For those who don't understand the code, we have \begin{align}\text{sum}&=\sum_{k=0}^{99999999}|x_k-y_k|^2\\
\text{sum2}&=\sum_{k=0}^{99999999}|x_k-y_k|\end{align}
Where $x_k$ and $y_k$ are random numbers in $[0,1]$
We calculate
\begin{align}\text{averageSum1}&=\frac{\text{sum}}{100000000}\\
\text{averageSum2}&=\frac{\text{sum2}}{100000000}\end{align}
We therefore have:


*

*$\text{averageSum1}=\frac 16$

*$\text{averageSum2}=\frac 13$

*$\text{averageSum2}^2=\frac 19$
My question is, why is the result of 1) $\frac 16$ and not $\frac 19$ like in 3).
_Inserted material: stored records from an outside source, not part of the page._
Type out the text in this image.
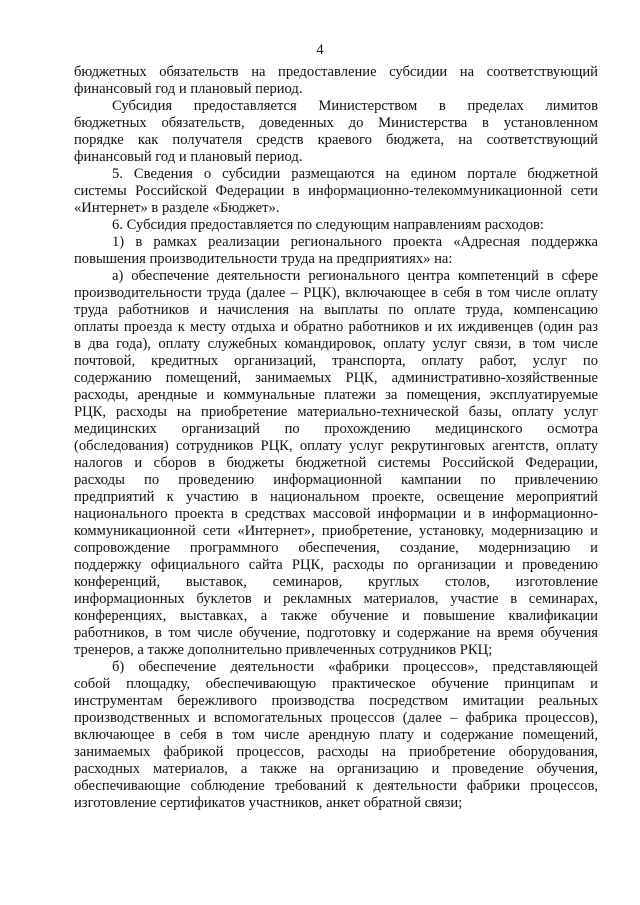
4
бюджетных обязательств на предоставление субсидии на соответствующий
финансовый год и плановый период.
Субсидия предоставляется Министерством в пределах лимитов
бюджетных обязательств, доведенных до Министерства в установленном
порядке как получателя средств краевого бюджета, на соответствующий
финансовый год и плановый период.
5. Сведения о субсидии размещаются на едином портале бюджетной
системы Российской Федерации в информационно-телекоммуникационной сети
«Интернет» в разделе «Бюджет».
6. Субсидия предоставляется по следующим направлениям расходов:
1) в рамках реализации регионального проекта «Адресная поддержка
повышения производительности труда на предприятиях» на:
а) обеспечение деятельности регионального центра компетенций в сфере
производительности труда (далее – РЦК), включающее в себя в том числе оплату
труда работников и начисления на выплаты по оплате труда, компенсацию
оплаты проезда к месту отдыха и обратно работников и их иждивенцев (один раз
в два года), оплату служебных командировок, оплату услуг связи, в том числе
почтовой, кредитных организаций, транспорта, оплату работ, услуг по
содержанию помещений, занимаемых РЦК, административно-хозяйственные
расходы, арендные и коммунальные платежи за помещения, эксплуатируемые
РЦК, расходы на приобретение материально-технической базы, оплату услуг
медицинских организаций по прохождению медицинского осмотра
(обследования) сотрудников РЦК, оплату услуг рекрутинговых агентств, оплату
налогов и сборов в бюджеты бюджетной системы Российской Федерации,
расходы по проведению информационной кампании по привлечению
предприятий к участию в национальном проекте, освещение мероприятий
национального проекта в средствах массовой информации и в информационно-
коммуникационной сети «Интернет», приобретение, установку, модернизацию и
сопровождение программного обеспечения, создание, модернизацию и
поддержку официального сайта РЦК, расходы по организации и проведению
конференций, выставок, семинаров, круглых столов, изготовление
информационных буклетов и рекламных материалов, участие в семинарах,
конференциях, выставках, а также обучение и повышение квалификации
работников, в том числе обучение, подготовку и содержание на время обучения
тренеров, а также дополнительно привлеченных сотрудников РКЦ;
б) обеспечение деятельности «фабрики процессов», представляющей
собой площадку, обеспечивающую практическое обучение принципам и
инструментам бережливого производства посредством имитации реальных
производственных и вспомогательных процессов (далее – фабрика процессов),
включающее в себя в том числе арендную плату и содержание помещений,
занимаемых фабрикой процессов, расходы на приобретение оборудования,
расходных материалов, а также на организацию и проведение обучения,
обеспечивающие соблюдение требований к деятельности фабрики процессов,
изготовление сертификатов участников, анкет обратной связи;
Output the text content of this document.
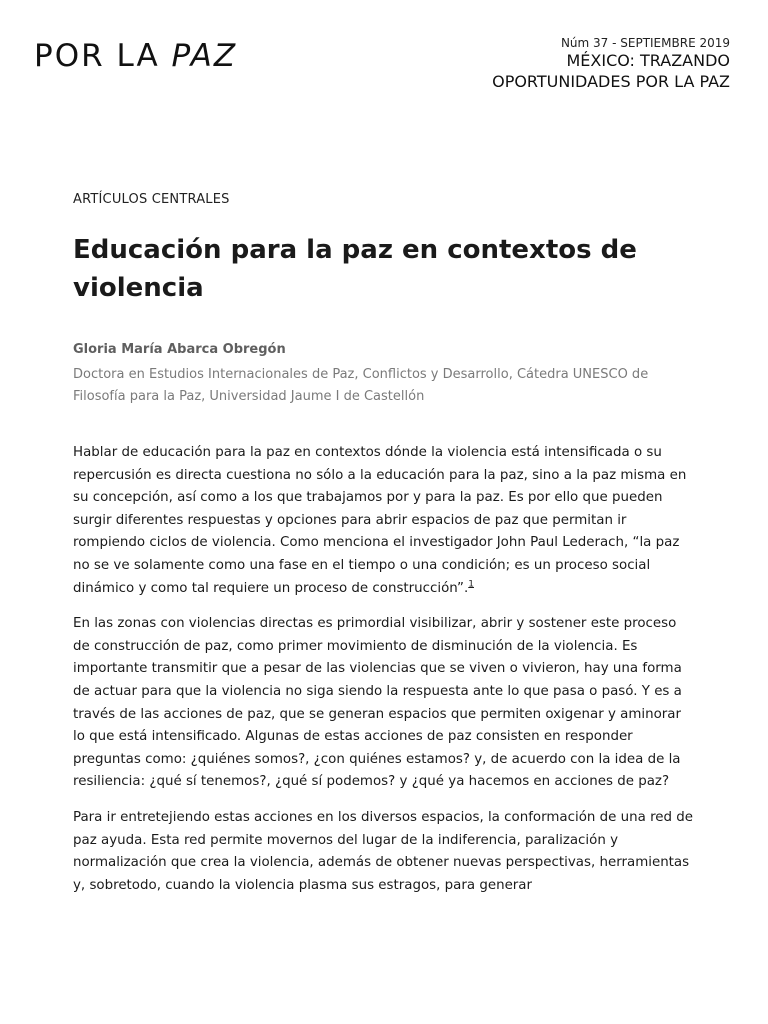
POR LA PAZ	Núm 37 - SEPTIEMBRE 2019
MÉXICO: TRAZANDO OPORTUNIDADES POR LA PAZ
ARTÍCULOS CENTRALES
Educación para la paz en contextos de violencia
Gloria María Abarca Obregón
Doctora en Estudios Internacionales de Paz, Conflictos y Desarrollo, Cátedra UNESCO de Filosofía para la Paz, Universidad Jaume I de Castellón

Hablar de educación para la paz en contextos dónde la violencia está intensificada o su repercusión es directa cuestiona no sólo a la educación para la paz, sino a la paz misma en su concepción, así como a los que trabajamos por y para la paz. Es por ello que pueden surgir diferentes respuestas y opciones para abrir espacios de paz que permitan ir rompiendo ciclos de violencia. Como menciona el investigador John Paul Lederach, “la paz no se ve solamente como una fase en el tiempo o una condición; es un proceso social dinámico y como tal requiere un proceso de construcción”.$^1$

En las zonas con violencias directas es primordial visibilizar, abrir y sostener este proceso de construcción de paz, como primer movimiento de disminución de la violencia. Es importante transmitir que a pesar de las violencias que se viven o vivieron, hay una forma de actuar para que la violencia no siga siendo la respuesta ante lo que pasa o pasó. Y es a través de las acciones de paz, que se generan espacios que permiten oxigenar y aminorar lo que está intensificado. Algunas de estas acciones de paz consisten en responder preguntas como: ¿quiénes somos?, ¿con quiénes estamos? y, de acuerdo con la idea de la resiliencia: ¿qué sí tenemos?, ¿qué sí podemos? y ¿qué ya hacemos en acciones de paz?

Para ir entretejiendo estas acciones en los diversos espacios, la conformación de una red de paz ayuda. Esta red permite movernos del lugar de la indiferencia, paralización y normalización que crea la violencia, además de obtener nuevas perspectivas, herramientas y, sobretodo, cuando la violencia plasma sus estragos, para generar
I would think that $\frac 13 \times \frac 13 = \frac 19$. Even in a long loop? Has anyone an explanation for it? 
Thank you in advance!
 A: Consider if you just picked $0,1$ randomly, rather than a value in between. 
What would the average be of the difference? Half the time, the difference would be $1$ and half the time it would be zero, so the average would be $\frac{1}{2}$. 
But the average of the square of the difference will be the same, $\frac{1}{2}$, because $0^2=0$ and $1^2=1$.
Your continuous random variables are attempting to estimate:
$$\int_{0}^1\int_{0}^1 |x-y|\,dx\,dy$$
and:
$$\int_{0}^1\int_{0}^1 |x-y|^2\,dx\,dy$$
You can actually compute these with some elementary calculus to get the values $\frac{1}{3}$ and $\frac{1}{6}$.
A: $$\begin{align}\text{averageSum1}&=\Bbb E[|(X-Y)(X-Y)|]\\&=\Bbb E[X^2-2XY+Y^2]\\&=\Bbb E[X^2]-2\Bbb E[X]\Bbb E[Y]+\Bbb E[Y^2]
\\&=\frac13-2\cdot\frac12\cdot\frac12+\frac13\\&=\frac16\end{align}$$
$$\begin{align}\text{averageSum2}&=\Bbb E[|X-Y|]^2\\&=\left(\int_0^1\int_0^1|x-y|\,dx\,dy\right)^2\\
&=\left(\int_0^1\left(\int_0^yy-x\,dx+\int_y^1x-y\,dx\right)\,dy\right)^2\\
&=\left(\int_0^1y^2-y+\frac12\,dy\right)^2\\
&=\left(\frac13\right)^2\\&=\frac19
\end{align}$$
A: I think your question is: when $x$ and $y$ are chosen uniformly at random in $[0,1]$, why is the expected value of $|x-y|^2$ not equal to the square of the expected value of $|x-y|$?  In fact it's very generally the case that $\text{Var}[X]=E[X^2]-E[X]^2\ge 0$, with equality only when $X$ is almost surely equal to a single value.  In this case, you can directly calculate the two results:
$$
E[(x-y)^2]=\int_{0}^{1}dx\int_{0}^{1}dy(x-y)^2=-\frac{1}{3}\int_{0}^{1}dx(x-y)^3\vert_{y=0}^{1}=\frac{1}{3}\int_{0}^{1}(x^3-(x-1)^3)dx\\=\int_{0}^{1}\left(x^2-x+\frac{1}{3}\right)dx=\left(\frac{1}{3}x^3-\frac{1}{2}x^2+\frac{1}{3}x\right)\vert_{x=0}^{1}=\frac{1}{6},
$$
while
$$
E[|x-y|]=\int_{0}^{1}dx\int_{0}^{1}dy|x-y|=2\int_{0}^{1}dx\int_{0}^{x}dy(x-y)=-\int_{0}^{1}dx(x-y)^2\vert_{y=0}^{x}\\=\int_{0}^{1}x^2 dx=\frac{1}{3}x^3\vert_{x=0}^{1}=\frac{1}{3}.
$$
As a side effect, you've also computed the standard deviation of $|x-y|$, since this is
$$
\sigma[|x-y|]=\sqrt{\text{Var}[|x-y|]}=\sqrt{E[(x-y)^2]-E[|x-y|]^2}=\sqrt{\frac{1}{6}-\left(\frac{1}{3}\right)^2}=\sqrt{\frac{1}{18}}=\frac{\sqrt{2}}{6}.
$$